Ja, und wir hatten richtig Angst, weil wir diese Location erst ganz zum Schluss gefunden haben. Wir konnten einfach kein passendes Gebäude finden, bis wir schließlich diese leer stehende Bank an der Wall Street entdeckten. Sie war einfach perfekt mit ihrer großartigen Architektur, den Säulen und all dem Marmor.
Haben Sie sich andere Banküberfall-Filme angesehen?
Ja, aber nicht nur. Wir sahen Dog Day Afternoon, Serpico, Marathon Man, Midnight Cowboy, Thomas Crown Affair, Manhattan… Aber es ging nicht darum, diesen Look des 70er Jahre Kinos nachzuahmen. Ich habe dem Team diese Filme gezeigt, damit sie sehen, dass wir einen Genrefilm drehen, der sich dramaturgisch auf bestimmte Vorgänger bezieht.
Es wurde in letzter Zeit viel über ein neues politisches Kino in Hollywood gesprochen.
Ich denke, das ist eine falsche Bezeichnung. Die Filme, auf die Sie anspielen, wie Syriana und Good Night and Good Luck, wurden alle von Independent Studios gemacht. Die großen Studios laufen nicht los und machen politische Filme. Keiner dieser Filme hat soviel Geld gemacht, dass es für die Studios interessant wäre. Brokeback Mountain kostet 14 Millionen, kein Studio macht einen Film zu diesem Preis.
Was ist mit dem New Black Cinema passiert?
Sagen Sie es mir. Schwarzes Kino besteht heute doch nur noch aus Filmen über Drogendealer, Gangster, HipHop und Rap oder Komödien.
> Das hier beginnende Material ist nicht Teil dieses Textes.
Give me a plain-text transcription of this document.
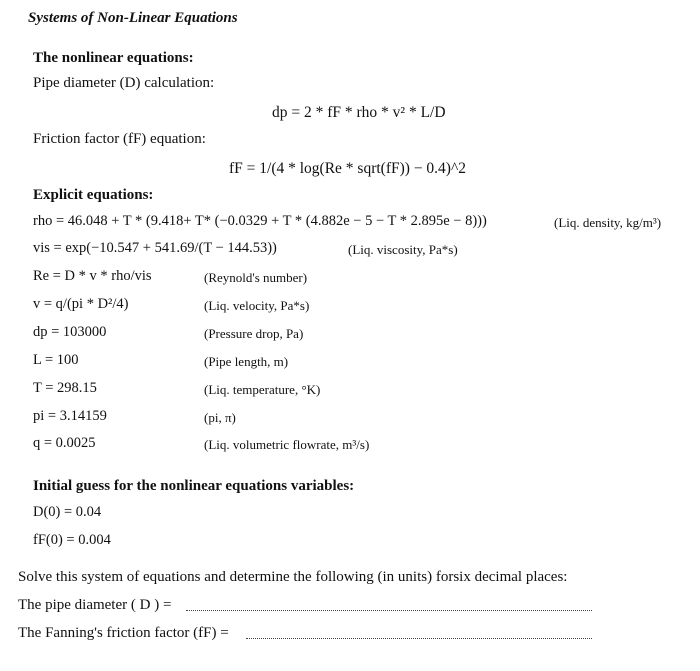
Systems of Non-Linear Equations
The nonlinear equations:
Pipe diameter (D) calculation:
dp = 2 * fF * rho * v² * L/D
Friction factor (fF) equation:
fF = 1/(4 * log(Re * sqrt(fF)) − 0.4)^2
Explicit equations:
rho = 46.048 + T * (9.418+ T* (−0.0329 + T * (4.882e − 5 − T * 2.895e − 8)))	(Liq. density, kg/m³)
vis = exp(−10.547 + 541.69/(T − 144.53))	(Liq. viscosity, Pa*s)
Re = D * v * rho/vis	(Reynold's number)
v = q/(pi * D²/4)	(Liq. velocity, Pa*s)
dp = 103000	(Pressure drop, Pa)
L = 100	(Pipe length, m)
T = 298.15	(Liq. temperature, °K)
pi = 3.14159	(pi, π)
q = 0.0025	(Liq. volumetric flowrate, m³/s)
Initial guess for the nonlinear equations variables:
D(0) = 0.04
fF(0) = 0.004
Solve this system of equations and determine the following (in units) forsix decimal places:
The pipe diameter ( D ) =
The Fanning's friction factor (fF) =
Wie gefiel Ihnen der Oscar-Gewinner L.A. Crash?
Er war in Ordnung, aber ich habe nicht für ihn gestimmt. Meine Stimme ging an Spielbergs München, der gefiel mir einfach besser.
Als Sie vor drei Jahren Ihren Film 25 Stunden vorstellten, sagten Sie, die emotionale Realität in New York ein Jahr nach dem 11. September sei Angst. Was hat sich seitdem verändert?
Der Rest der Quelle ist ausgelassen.